The fundamental requirement while designing Bola was that it should be easily integrable with any of the softwares that our clients would be using. Keeping this in mind we built our first MVP that was capable of migrating data to the client’s software in real time. During our testing at one of our client locations, we found that the real time migration added a significant delay as compared to the speed at which hygienist examined the teeth. Using paper notes as a backup option triggered a “eureka” moment for us. We realized that the final result (data recorded in the client software) matters more than the approach taken to record it.

We redesigned our system to record all the data inside Bola, and then commanding Bola to transfer the data to the client’s software at the end. This not only reduced the latency due to real time migration, but also provided our users more flexibility in terms of correcting errors through our UI.

* Flexible Error Handling

In probabilistic systems such as voice, there is a 100% chance that errors will occur. So how to handle them when they do is the real UX challenge. Showing a user meaningful error messages improves the user experience by a great extent. However, in a continuous voice based system, dictating errors over voice becomes a big challenge. The system should not only indicate errors using short phrases, but should also guide the user to fix them.

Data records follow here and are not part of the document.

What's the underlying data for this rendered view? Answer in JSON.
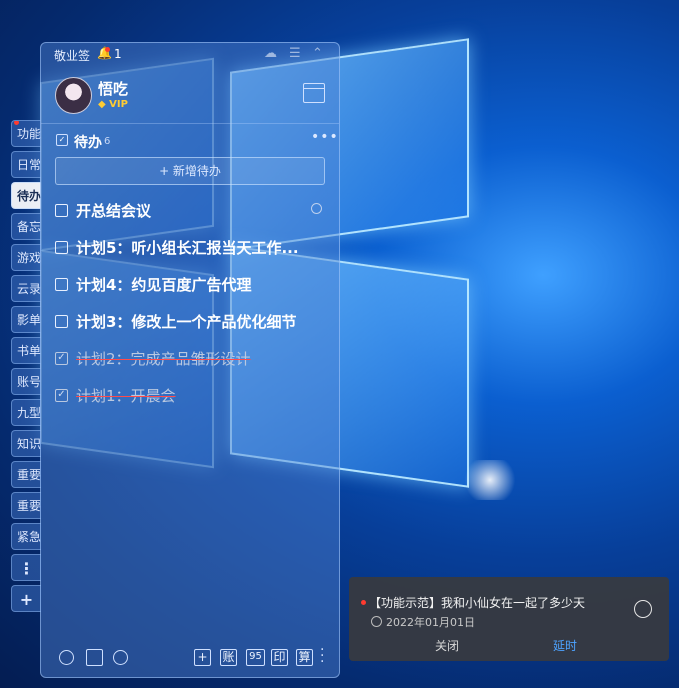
{
  "app": {
    "title": "敬业签",
    "notification_count": "1"
  },
  "user": {
    "name": "悟吃",
    "badge": "VIP"
  },
  "side_tabs": [
    {
      "label": "功能"
    },
    {
      "label": "日常"
    },
    {
      "label": "待办",
      "active": true
    },
    {
      "label": "备忘"
    },
    {
      "label": "游戏"
    },
    {
      "label": "云录"
    },
    {
      "label": "影单"
    },
    {
      "label": "书单"
    },
    {
      "label": "账号"
    },
    {
      "label": "九型"
    },
    {
      "label": "知识"
    },
    {
      "label": "重要"
    },
    {
      "label": "重要"
    },
    {
      "label": "紧急"
    },
    {
      "label": "⋮"
    },
    {
      "label": "+"
    }
  ],
  "section": {
    "title": "待办",
    "count": "6",
    "add_label": "+ 新增待办"
  },
  "tasks": [
    {
      "text": "开总结会议",
      "done": false,
      "has_reminder": true
    },
    {
      "text": "计划5：听小组长汇报当天工作...",
      "done": false
    },
    {
      "text": "计划4：约见百度广告代理",
      "done": false
    },
    {
      "text": "计划3：修改上一个产品优化细节",
      "done": false
    },
    {
      "text": "计划2：完成产品雏形设计",
      "done": true
    },
    {
      "text": "计划1：开晨会",
      "done": true
    }
  ],
  "bottom_toolbar": {
    "buttons": [
      "+",
      "账",
      "95",
      "印",
      "算"
    ]
  },
  "notification": {
    "title": "【功能示范】我和小仙女在一起了多少天",
    "date": "2022年01月01日",
    "close_label": "关闭",
    "delay_label": "延时"
  }
}
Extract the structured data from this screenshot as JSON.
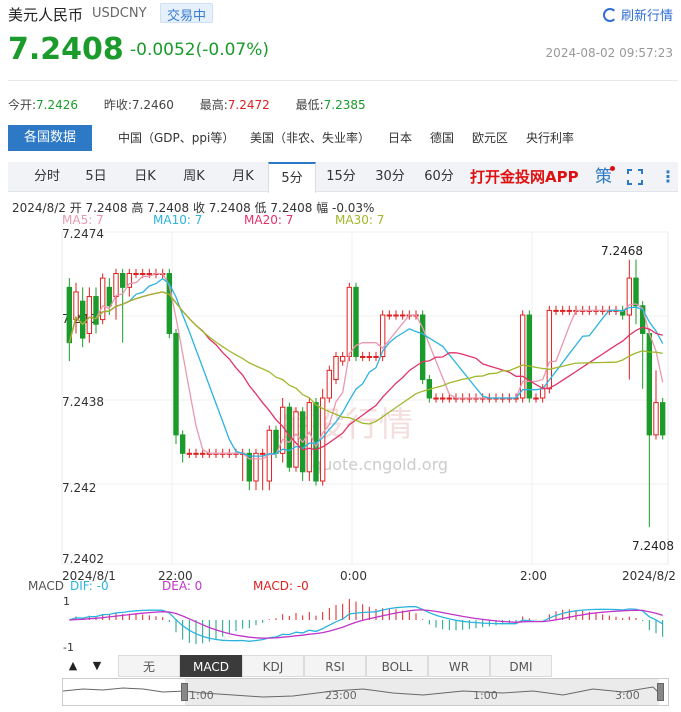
{
  "header": {
    "name": "美元人民币",
    "code": "USDCNY",
    "status": "交易中",
    "refresh_label": "刷新行情"
  },
  "quote": {
    "price": "7.2408",
    "change": "-0.0052(-0.07%)",
    "time": "2024-08-02 09:57:23",
    "open_label": "今开:",
    "open": "7.2426",
    "prev_close_label": "昨收:",
    "prev_close": "7.2460",
    "high_label": "最高:",
    "high": "7.2472",
    "low_label": "最低:",
    "low": "7.2385"
  },
  "data_tabs": [
    "各国数据",
    "中国（GDP、ppi等）",
    "美国（非农、失业率）",
    "日本",
    "德国",
    "欧元区",
    "央行利率"
  ],
  "period_tabs": [
    "分时",
    "5日",
    "日K",
    "周K",
    "月K",
    "5分",
    "15分",
    "30分",
    "60分"
  ],
  "period_active": "5分",
  "app_link": "打开金投网APP",
  "ce_label": "策",
  "more_label": "⋮",
  "candle_info": "2024/8/2  开 7.2408  高 7.2408  收 7.2408  低 7.2408  幅 -0.03%",
  "ma_legend": [
    {
      "label": "MA5: 7",
      "color": "#e899b0"
    },
    {
      "label": "MA10: 7",
      "color": "#2bb3e0"
    },
    {
      "label": "MA20: 7",
      "color": "#e0336a"
    },
    {
      "label": "MA30: 7",
      "color": "#a0b82a"
    }
  ],
  "watermark": {
    "text": "金投行情",
    "url": "quote.cngold.org"
  },
  "chart_data": {
    "type": "candlestick",
    "y_ticks": [
      "7.2474",
      "7.245",
      "7.2438",
      "7.242",
      "7.2402"
    ],
    "x_ticks": [
      "2024/8/1",
      "22:00",
      "0:00",
      "2:00",
      "2024/8/2"
    ],
    "ylim": [
      7.2402,
      7.2474
    ],
    "max_marker": "7.2468",
    "last_marker": "7.2408"
  },
  "macd": {
    "title": "MACD",
    "dif_label": "DIF: -0",
    "dea_label": "DEA: 0",
    "macd_label": "MACD: -0",
    "ticks": [
      "1",
      "-1"
    ]
  },
  "indicator_tabs": [
    "无",
    "MACD",
    "KDJ",
    "RSI",
    "BOLL",
    "WR",
    "DMI"
  ],
  "indicator_active": "MACD",
  "arrow_up": "▲",
  "arrow_down": "▼",
  "navigator_ticks": [
    "1:00",
    "23:00",
    "1:00",
    "3:00"
  ],
  "colors": {
    "up": "#e02020",
    "down": "#1a9b2b",
    "accent": "#2e79c5"
  }
}
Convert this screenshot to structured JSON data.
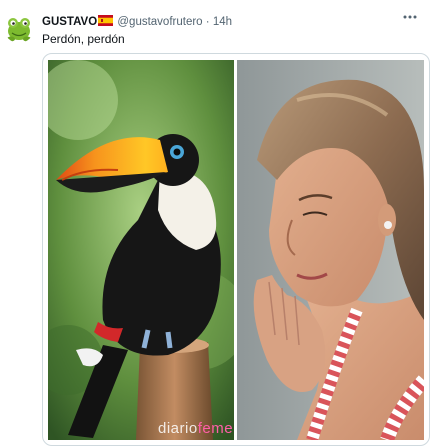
{
  "tweet": {
    "author_name": "GUSTAVO",
    "handle": "@gustavofrutero",
    "separator": "·",
    "time": "14h",
    "text": "Perdón, perdón",
    "more_icon": "more-horizontal-icon"
  },
  "media": {
    "watermark_prefix": "diario",
    "watermark_suffix": "feme",
    "watermark_accent_color": "#ff5fa8"
  },
  "colors": {
    "text_primary": "#0f1419",
    "text_secondary": "#536471",
    "border": "#cfd9de"
  }
}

While building error handling for Bola Dental, we thought of an option of asking the user to fix the errors after every sixteen teeth. During our testing we noticed that some of the hygienists felt obstructed when the system requested them to correct the errors after every sixteen teeth. As this deviated them from their main task of examining patient’s teeth. To resolve this problem, we integrated flexible error handling, which allowed a user to ask Bola, if there are any errors so far whenever they wanted. This helped us to provide a smooth data charting experience with robust error handling that’s adapted to the user.

Conclusion

Voice recognition has been around for ages, but the last decade has been a huge leap in this domain that has resulted in systems as accurate as humans. These nearly hundred percent accurate systems will become the foundations of the next generation of softwares. Designing a frictionless user experience is a lot more challenging job when compared to screen only interfaces as the added layer of voice requires the assessment of trade-offs to determine what ratio of user tasks could be completed over voice vs over screen.